A história do homem que ensinou o olho do cu a falar
Dedicado a todos aqueles que só dizem merda.
"Alguma vez te contei a história do homem que ensinou o seu próprio olho do cu a falar? Todo o seu abdómen se mexia para cima e para baixo, percebes, peidando as palavras. Nunca tinha visto nada assim. A voz do rabo dele tinha uma espécie de tonalidade rouca. Batia bem fundo na alma, tal como quando tu precisas de ir… Sabes como é, quando o velho cólon te dá uma cotovelada e te sentes frio por dentro e tu sabes que tudo o que tens a fazer é soltá-lo? Bom, a voz dele dava-te dessa forma, um som denso, efervescente e estagnado, um som que se podia cheirar!
Este homem trabalhava num circo, compreendes, e no inicio era como um espectáculo de ventríloquo, mas muito mais divertido. Ele tinha um número a que chamava “O melhor olho” que era de gritos, estou-te a dizer! Já me esqueci da maior parte, mas era inteligente. Do género “Oh, ainda estás aí em baixo, amigo?”, “Nah, tive que sair para me ir aliviar”. Ao fim de uns tempos, o cu começou a falar sozinho. Ele passou a aparecer em palco sem nada preparado e o cú fazia o espectáculo todo sozinho! Depois, o cu desenvolveu uma espécie de ganchetas em forma de dentes e começou a comer. O homem achou-lhe piada no início e passou a adicionar essa habilidade ao seu número, mas o cú ocasionalmente decidia comer-lhe as calças e começar a falar no meio da rua, gritando que queria direitos iguais. Também passou a embebedar-se, e quando lhe dava para chorar ninguém o aturava e queria ser beijado como qualquer outra boca.

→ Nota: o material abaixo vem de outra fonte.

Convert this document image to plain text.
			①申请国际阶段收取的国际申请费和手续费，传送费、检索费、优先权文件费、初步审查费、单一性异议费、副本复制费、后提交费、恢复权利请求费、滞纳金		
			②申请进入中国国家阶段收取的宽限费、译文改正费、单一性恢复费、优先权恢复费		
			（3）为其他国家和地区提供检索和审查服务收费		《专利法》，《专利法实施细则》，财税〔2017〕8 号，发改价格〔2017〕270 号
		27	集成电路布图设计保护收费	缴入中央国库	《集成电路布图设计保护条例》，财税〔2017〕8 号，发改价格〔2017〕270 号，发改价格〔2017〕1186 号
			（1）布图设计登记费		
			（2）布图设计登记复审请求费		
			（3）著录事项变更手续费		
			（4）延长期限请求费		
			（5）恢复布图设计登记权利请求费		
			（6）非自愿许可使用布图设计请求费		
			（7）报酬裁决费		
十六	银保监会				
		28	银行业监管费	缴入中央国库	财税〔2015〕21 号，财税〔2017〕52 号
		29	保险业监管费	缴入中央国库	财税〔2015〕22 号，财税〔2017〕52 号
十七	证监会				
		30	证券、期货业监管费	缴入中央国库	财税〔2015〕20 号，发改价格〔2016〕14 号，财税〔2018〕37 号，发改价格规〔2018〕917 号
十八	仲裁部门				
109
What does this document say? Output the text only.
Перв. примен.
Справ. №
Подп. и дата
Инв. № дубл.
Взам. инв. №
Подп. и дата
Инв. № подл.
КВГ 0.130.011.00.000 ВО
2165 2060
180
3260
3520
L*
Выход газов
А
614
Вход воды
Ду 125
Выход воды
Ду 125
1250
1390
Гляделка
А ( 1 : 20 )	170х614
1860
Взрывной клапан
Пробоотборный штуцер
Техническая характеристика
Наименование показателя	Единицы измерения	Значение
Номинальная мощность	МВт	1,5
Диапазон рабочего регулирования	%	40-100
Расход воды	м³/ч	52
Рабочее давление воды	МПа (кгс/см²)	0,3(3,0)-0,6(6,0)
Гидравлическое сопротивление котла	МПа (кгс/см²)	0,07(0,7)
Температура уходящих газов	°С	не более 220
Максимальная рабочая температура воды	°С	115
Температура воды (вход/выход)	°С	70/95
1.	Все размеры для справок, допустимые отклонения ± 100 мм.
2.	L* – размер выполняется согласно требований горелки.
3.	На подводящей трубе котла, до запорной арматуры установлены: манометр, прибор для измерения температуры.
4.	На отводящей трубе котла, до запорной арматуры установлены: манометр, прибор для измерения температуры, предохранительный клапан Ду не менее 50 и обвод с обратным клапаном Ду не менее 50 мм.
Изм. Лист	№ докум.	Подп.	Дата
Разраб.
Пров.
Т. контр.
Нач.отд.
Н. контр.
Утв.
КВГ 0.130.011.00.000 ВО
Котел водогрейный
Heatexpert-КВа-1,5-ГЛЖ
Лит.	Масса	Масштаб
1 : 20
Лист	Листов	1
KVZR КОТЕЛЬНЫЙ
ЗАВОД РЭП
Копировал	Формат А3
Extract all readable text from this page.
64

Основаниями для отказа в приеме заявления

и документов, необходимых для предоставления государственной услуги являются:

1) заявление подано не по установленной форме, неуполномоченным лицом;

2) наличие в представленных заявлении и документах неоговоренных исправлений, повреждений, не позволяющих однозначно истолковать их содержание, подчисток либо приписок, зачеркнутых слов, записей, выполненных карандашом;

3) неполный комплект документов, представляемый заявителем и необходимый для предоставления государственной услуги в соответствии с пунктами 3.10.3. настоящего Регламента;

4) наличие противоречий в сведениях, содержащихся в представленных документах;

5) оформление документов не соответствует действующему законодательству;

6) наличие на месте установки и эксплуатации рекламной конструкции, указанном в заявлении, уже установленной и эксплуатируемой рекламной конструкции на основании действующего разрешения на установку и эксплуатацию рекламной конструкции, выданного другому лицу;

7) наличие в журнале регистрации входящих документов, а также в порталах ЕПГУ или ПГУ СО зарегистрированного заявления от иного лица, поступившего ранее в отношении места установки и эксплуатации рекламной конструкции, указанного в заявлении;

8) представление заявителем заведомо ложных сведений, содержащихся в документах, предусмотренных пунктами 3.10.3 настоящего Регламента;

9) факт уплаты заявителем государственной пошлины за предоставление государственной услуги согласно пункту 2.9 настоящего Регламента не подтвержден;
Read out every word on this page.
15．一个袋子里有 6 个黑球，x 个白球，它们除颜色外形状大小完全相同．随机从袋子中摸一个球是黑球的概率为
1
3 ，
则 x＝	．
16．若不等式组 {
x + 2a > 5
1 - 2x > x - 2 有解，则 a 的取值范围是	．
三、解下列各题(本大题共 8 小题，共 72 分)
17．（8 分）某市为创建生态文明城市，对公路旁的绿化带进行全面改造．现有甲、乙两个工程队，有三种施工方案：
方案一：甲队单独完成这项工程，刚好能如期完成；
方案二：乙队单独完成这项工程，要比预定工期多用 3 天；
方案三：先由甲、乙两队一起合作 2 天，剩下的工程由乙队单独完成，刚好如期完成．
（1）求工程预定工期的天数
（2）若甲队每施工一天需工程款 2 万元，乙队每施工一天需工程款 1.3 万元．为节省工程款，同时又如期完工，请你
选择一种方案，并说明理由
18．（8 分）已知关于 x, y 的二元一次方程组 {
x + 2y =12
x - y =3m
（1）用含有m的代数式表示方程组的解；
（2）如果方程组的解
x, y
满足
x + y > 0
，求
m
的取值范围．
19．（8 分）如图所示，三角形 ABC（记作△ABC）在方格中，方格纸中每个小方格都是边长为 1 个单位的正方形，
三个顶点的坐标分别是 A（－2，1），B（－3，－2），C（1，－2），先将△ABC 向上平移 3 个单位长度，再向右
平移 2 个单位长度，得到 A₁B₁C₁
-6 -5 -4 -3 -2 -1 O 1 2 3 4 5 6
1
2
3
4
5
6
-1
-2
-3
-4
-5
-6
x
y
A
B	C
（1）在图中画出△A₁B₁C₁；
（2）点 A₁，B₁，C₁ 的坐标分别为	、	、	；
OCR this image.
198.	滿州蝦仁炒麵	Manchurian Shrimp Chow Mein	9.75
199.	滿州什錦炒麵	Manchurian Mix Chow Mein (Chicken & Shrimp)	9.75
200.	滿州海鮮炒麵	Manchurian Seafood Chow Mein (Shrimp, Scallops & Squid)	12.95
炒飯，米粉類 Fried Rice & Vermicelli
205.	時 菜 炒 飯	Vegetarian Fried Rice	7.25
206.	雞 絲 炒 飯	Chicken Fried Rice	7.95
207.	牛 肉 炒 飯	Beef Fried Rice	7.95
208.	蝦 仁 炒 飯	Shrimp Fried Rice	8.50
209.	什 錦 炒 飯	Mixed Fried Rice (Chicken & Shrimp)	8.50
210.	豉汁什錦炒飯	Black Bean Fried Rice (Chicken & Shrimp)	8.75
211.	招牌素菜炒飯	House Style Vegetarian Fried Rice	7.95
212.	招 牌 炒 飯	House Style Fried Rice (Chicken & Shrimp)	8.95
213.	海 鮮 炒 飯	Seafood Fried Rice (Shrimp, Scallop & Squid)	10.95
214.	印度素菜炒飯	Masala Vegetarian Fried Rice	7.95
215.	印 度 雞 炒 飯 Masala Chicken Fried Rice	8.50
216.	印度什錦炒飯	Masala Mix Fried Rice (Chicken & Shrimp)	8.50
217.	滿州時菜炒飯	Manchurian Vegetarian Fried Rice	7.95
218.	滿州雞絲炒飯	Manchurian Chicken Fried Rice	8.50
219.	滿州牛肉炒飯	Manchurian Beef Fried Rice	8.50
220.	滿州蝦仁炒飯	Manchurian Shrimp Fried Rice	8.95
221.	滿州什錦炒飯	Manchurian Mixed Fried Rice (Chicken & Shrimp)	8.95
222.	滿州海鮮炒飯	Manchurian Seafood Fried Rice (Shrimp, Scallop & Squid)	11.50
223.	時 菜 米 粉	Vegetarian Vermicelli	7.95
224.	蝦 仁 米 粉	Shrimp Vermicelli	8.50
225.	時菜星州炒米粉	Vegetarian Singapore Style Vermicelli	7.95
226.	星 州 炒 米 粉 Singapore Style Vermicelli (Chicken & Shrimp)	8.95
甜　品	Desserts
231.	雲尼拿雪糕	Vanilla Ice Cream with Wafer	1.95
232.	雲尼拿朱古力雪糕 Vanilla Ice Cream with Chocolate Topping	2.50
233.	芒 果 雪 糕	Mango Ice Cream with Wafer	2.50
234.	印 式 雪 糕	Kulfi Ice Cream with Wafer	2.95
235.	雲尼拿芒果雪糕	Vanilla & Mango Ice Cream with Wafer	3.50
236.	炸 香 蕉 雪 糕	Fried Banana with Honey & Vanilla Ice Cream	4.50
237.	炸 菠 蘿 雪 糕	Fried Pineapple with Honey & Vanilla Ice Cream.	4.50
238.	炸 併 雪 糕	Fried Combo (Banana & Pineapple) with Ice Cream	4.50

Finalmente, o cú falava a toda a hora, de dia ou de noite, e podia ouvir-se o homem em vários quarteirões gritando-lhe que se calasse, espancando-o com o punho e enfiando velas por ele acima, mas nada resultava. Um dia, o cú disse-lhe “És tu quem no final se vai calar, não eu! Isto porque nós já não precisamos de ti para nada. Eu consigo falar e comer E cagar”. Depois disso, o homem começou a acordar com uma substância transparente e gelatinosa sobre a boca. Essa substância era aquilo a que os cientistas chamam TinD, Tecido Indiferenciado, que se pode desenvolver e tornar-se qualquer tipo de carne no corpo humano. Ele arrancava-o da boca e os pedaços colavam-se às suas mãos como gelatina de gasolina a arder e cresciam ali, cresciam em qualquer parte do seu corpo. Então finalmente a sua boca ficou completamente selada e toda a sua cabeça se tornou espontaneamente amputada, excepto os OLHOS, percebes. A única coisa que o olho do cú não podia fazer era ver. Precisava dos olhos. Mas as ligações nervosas estavam bloqueadas e atrofiadas e infiltradas, de forma que o cérebro já não conseguia dar ordens. Estava prisioneiro do seu próprio crâneo, para sempre selado. Por algum tempo foi possível ver o sofrimento silencioso do cérebro por detrás dos olhos, depois finalmente o cérebro deve ter morrido, porque os olhos apagaram-se e não havia mais emoção neles do que nos olhos de um caranguejo após ser pescado."
William Burroughs, Naked Lunch
6 Comments:
Pela primeira vez um texto deixou-me indiposto!
É muito intenso, não é? Tinha lido esta história no próprio romance e ontem vi o filme baseado nele e lá estava ela novamente, contada pela voz da personagem principal. Tive um enorme déjà-vu e fiquei o dia todo a pensar na história. Apesar de ser nojenta, é uma grande parábola moderna! O gajo dava-lhe mesmo muito naquilo!
Sim é de facto intenso, e muito bem escrito, sentimos o texto, mas é demasiado... provavelmente deverás ser essa a palavra.
horrível...
lolada!!!
excelente!!
(vou Já "roubar-te" isto para o meu blog...xpero que não leves a mal)
é um texto fantastico, pelas descriçoes lembra-me kafka, talvez pelo c(r)u das palavras!